千曲川水害から一年 令和元年東日本台風(台風19号)災害

 各地域の状況
 昨年10月12日、千曲市一帯に甚大な被害をもたらした台風19号による水害。霞堤からの流入水は中地区から始まり、新田・杭瀬下を経て、その後尾米川の増水で粟佐方面に拡大。
浸水被害は篠ノ井橋近くの屋代第六区にまで及んだ。
 そのほか支流の内水氾濫で雨宮・土口・生萱地区も浸水被害が発生した。

 [中地区]床上70cmの浸水で工場が被害を受けた宮城商店の宮城さん。霞堤の存在は知っていたが、県道を越える程の水量は予想もしなかったという。千曲川本流から直接流入したため泥が少なかったことは不幸中の幸いだったと語る。

 [杭瀬下地区]チューリップの家・夏目所長によると倉庫が75cm浸かったほか、地下スペースに流入した水が逆流。調理場のボイラーが故障したほか、車3台が被害に遭った。水が引いた後は、地下の消毒作業が必要となり、工房の完全再開まで日数を要した。

 [雨宮・生萱地区]雨宮を流れる一丁田川が内水氾濫。さらに合流先の沢山川の法面が崩れるなどの被害が出て、生萱地区の住宅に浸水被害が発生した。沢山川からの流水は建設中の産業団地付近にも及んだ(その後、団地は1mのかさ上げ工事が決定)。そのほかエムケー精工付近の千曲川堤防には亀裂が入った。

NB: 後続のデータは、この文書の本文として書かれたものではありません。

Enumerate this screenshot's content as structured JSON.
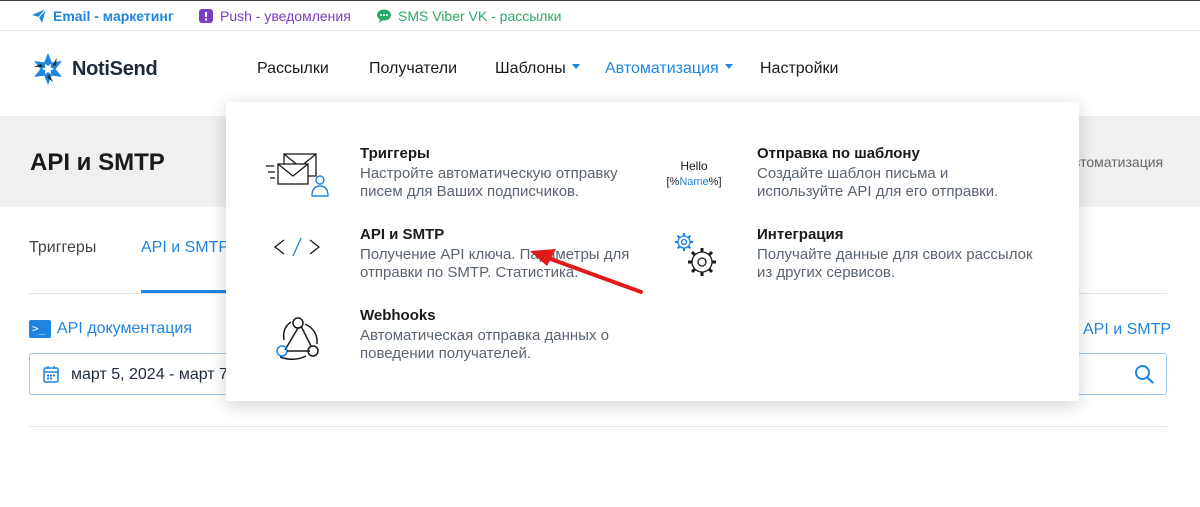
{
  "topbar": {
    "email_label": "Email - маркетинг",
    "push_label": "Push - уведомления",
    "sms_label": "SMS Viber VK - рассылки",
    "email_color": "#1e86e0",
    "push_color": "#7a3fc0",
    "sms_color": "#2aa86a"
  },
  "header": {
    "logo_text": "NotiSend",
    "nav": [
      {
        "label": "Рассылки"
      },
      {
        "label": "Получатели"
      },
      {
        "label": "Шаблоны"
      },
      {
        "label": "Автоматизация"
      },
      {
        "label": "Настройки"
      }
    ]
  },
  "banner": {
    "page_title": "API и SMTP",
    "breadcrumb_tail": "втоматизация"
  },
  "tabs": [
    {
      "label": "Триггеры"
    },
    {
      "label": "API и SMTP"
    }
  ],
  "api_doc_label": "API документация",
  "api_right_label": "API и SMTP",
  "date_range": "март 5, 2024 - март 7,",
  "dropdown": {
    "items": [
      {
        "title": "Триггеры",
        "desc1": "Настройте автоматическую отправку",
        "desc2": "писем для Ваших подписчиков.",
        "icon": "mail-user-icon"
      },
      {
        "title": "API и SMTP",
        "desc1": "Получение API ключа. Параметры для",
        "desc2": "отправки по SMTP. Статистика.",
        "icon": "code-icon"
      },
      {
        "title": "Webhooks",
        "desc1": "Автоматическая отправка данных о",
        "desc2": "поведении получателей.",
        "icon": "webhook-icon"
      },
      {
        "title": "Отправка по шаблону",
        "desc1": "Создайте шаблон письма и",
        "desc2": "используйте API для его отправки.",
        "icon": "template-icon"
      },
      {
        "title": "Интеграция",
        "desc1": "Получайте данные для своих рассылок",
        "desc2": "из других сервисов.",
        "icon": "gears-icon"
      }
    ],
    "hello_line1": "Hello",
    "hello_prefix": "[%",
    "hello_name": "Name",
    "hello_suffix": "%]"
  },
  "colors": {
    "accent": "#1e86e0",
    "annotation_arrow": "#e0191b"
  }
}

 あんずホールの復旧は 河川敷内の都市公園は平和橋緑地と戸倉千曲川緑地公園が復旧済み。雨宮緑地は10月13日より利用可能となる。
 一方、利用不可となっている更埴文化会館(あんずホール)だが、市では予定していた国庫補助が受けられなかったため、災害復旧事業と緊急防災・減災事業によって復旧工事を行うことになった。原状復旧ではなく、地下発電機の移設や浸水対策などを施すとしている。市長会見や市議会一般質問での答弁によると、令和3年度末の完成を目指すとしているが、現在、被害状況を調査中でこれからの設計となるため、利用再開への道は遠い。